In wissenschaftlicher Hinsicht verstehen sich Ausstellung und Katalog ergänzend zu unter anderem bereits von Veronika Pirker-Aurenhammer [1] und Elisabeth Klemm [2] geleisteten kunsthistorischen Analysen, die das Bildprogramm der Riesenbibel und ihre künstlerische Heimat besprechen. Mit kodikologischen und paläografischen Untersuchungen sowie Überlegungen zum Nutzungszusammenhang des gewichtigen Buchblocks zeigen sich nun erweiterte Ergebnisse.

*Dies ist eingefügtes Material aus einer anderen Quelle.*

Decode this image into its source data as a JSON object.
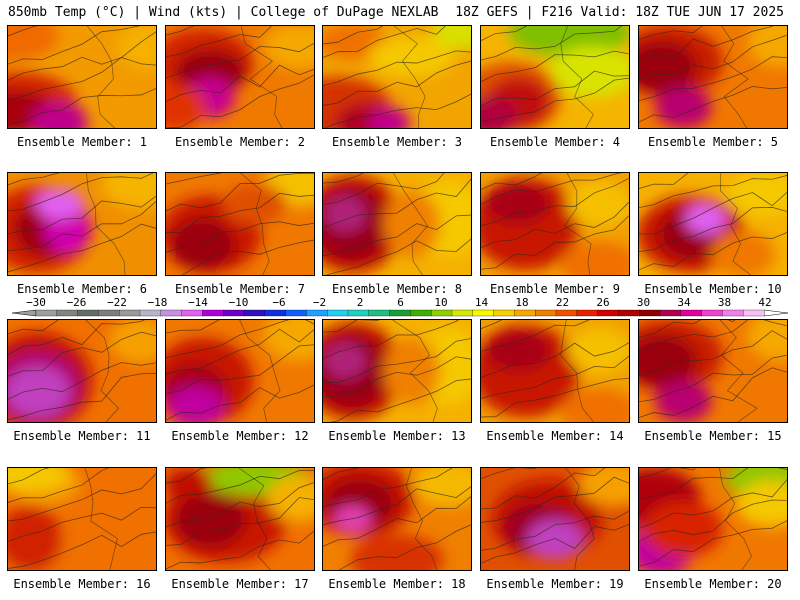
{
  "header": {
    "left": "850mb Temp (°C) | Wind (kts) | College of DuPage NEXLAB",
    "right": "18Z GEFS | F216 Valid: 18Z TUE JUN 17 2025"
  },
  "panels": [
    {
      "label": "Ensemble Member: 1",
      "style": 0
    },
    {
      "label": "Ensemble Member: 2",
      "style": 1
    },
    {
      "label": "Ensemble Member: 3",
      "style": 2
    },
    {
      "label": "Ensemble Member: 4",
      "style": 3
    },
    {
      "label": "Ensemble Member: 5",
      "style": 4
    },
    {
      "label": "Ensemble Member: 6",
      "style": 5
    },
    {
      "label": "Ensemble Member: 7",
      "style": 6
    },
    {
      "label": "Ensemble Member: 8",
      "style": 7
    },
    {
      "label": "Ensemble Member: 9",
      "style": 8
    },
    {
      "label": "Ensemble Member: 10",
      "style": 9
    },
    {
      "label": "Ensemble Member: 11",
      "style": 10
    },
    {
      "label": "Ensemble Member: 12",
      "style": 11
    },
    {
      "label": "Ensemble Member: 13",
      "style": 7
    },
    {
      "label": "Ensemble Member: 14",
      "style": 8
    },
    {
      "label": "Ensemble Member: 15",
      "style": 4
    },
    {
      "label": "Ensemble Member: 16",
      "style": 12
    },
    {
      "label": "Ensemble Member: 17",
      "style": 13
    },
    {
      "label": "Ensemble Member: 18",
      "style": 14
    },
    {
      "label": "Ensemble Member: 19",
      "style": 15
    },
    {
      "label": "Ensemble Member: 20",
      "style": 16
    }
  ],
  "colorbar": {
    "ticks": [
      "−30",
      "−26",
      "−22",
      "−18",
      "−14",
      "−10",
      "−6",
      "−2",
      "2",
      "6",
      "10",
      "14",
      "18",
      "22",
      "26",
      "30",
      "34",
      "38",
      "42"
    ],
    "colors": [
      "#9aa09a",
      "#7f857f",
      "#666c66",
      "#7d7d7d",
      "#999999",
      "#b6b6c8",
      "#c890e0",
      "#e060f0",
      "#b000d8",
      "#6e00c8",
      "#3010c0",
      "#1030e0",
      "#1060ff",
      "#20a0ff",
      "#20d0f0",
      "#20d0c0",
      "#20c080",
      "#18a038",
      "#40b000",
      "#90d000",
      "#d8e800",
      "#f8f800",
      "#f8d000",
      "#f8a800",
      "#f08000",
      "#f05000",
      "#e82000",
      "#d00000",
      "#b00000",
      "#900000",
      "#b00050",
      "#e000a0",
      "#f040d0",
      "#f080e8",
      "#f8c0f0"
    ]
  }
}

Der einführende Beitrag von Anna Pawlik enthält den aktuellen Forschungsstand zur Auftraggeberschaft (11, 12), zum Bildprogramm (13) sowie den beteiligten Künstlern und ihrer Heimat oder Arbeitsstätten (15-23). Er berücksichtigt hierbei die im weiteren Verlauf der Publikation vorgelegten Ergebnisse. Besondere Beachtung findet die Frage nach der Heimat der Schreib- und Malwerkstatt. Diskutiert werden hier, nach wie vor, Regensburg und Salzburg. Dem Beitrag gelingt es, die Bedeutung der Bibel gerade im kunsthistorischen Kontext der romanischen Zeit gehaltvoll zu reflektieren und zu unterstreichen. Hier wäre es informativ gewesen, die Ausstrahlung der Bibel und ihrer verwandten Handschriften - den Handschriften der sogenannten Nekrologgruppe - bis ins 13. Jahrhundert zu verfolgen. So zeigen fränkische, vermutlich in Bamberg entstandene Handschriften Ähnlichkeiten in der Bildausstattung, die vermittelt durch den Bamberger Psalter bereits früh von Regensburg nach Bamberg gelangten. [3]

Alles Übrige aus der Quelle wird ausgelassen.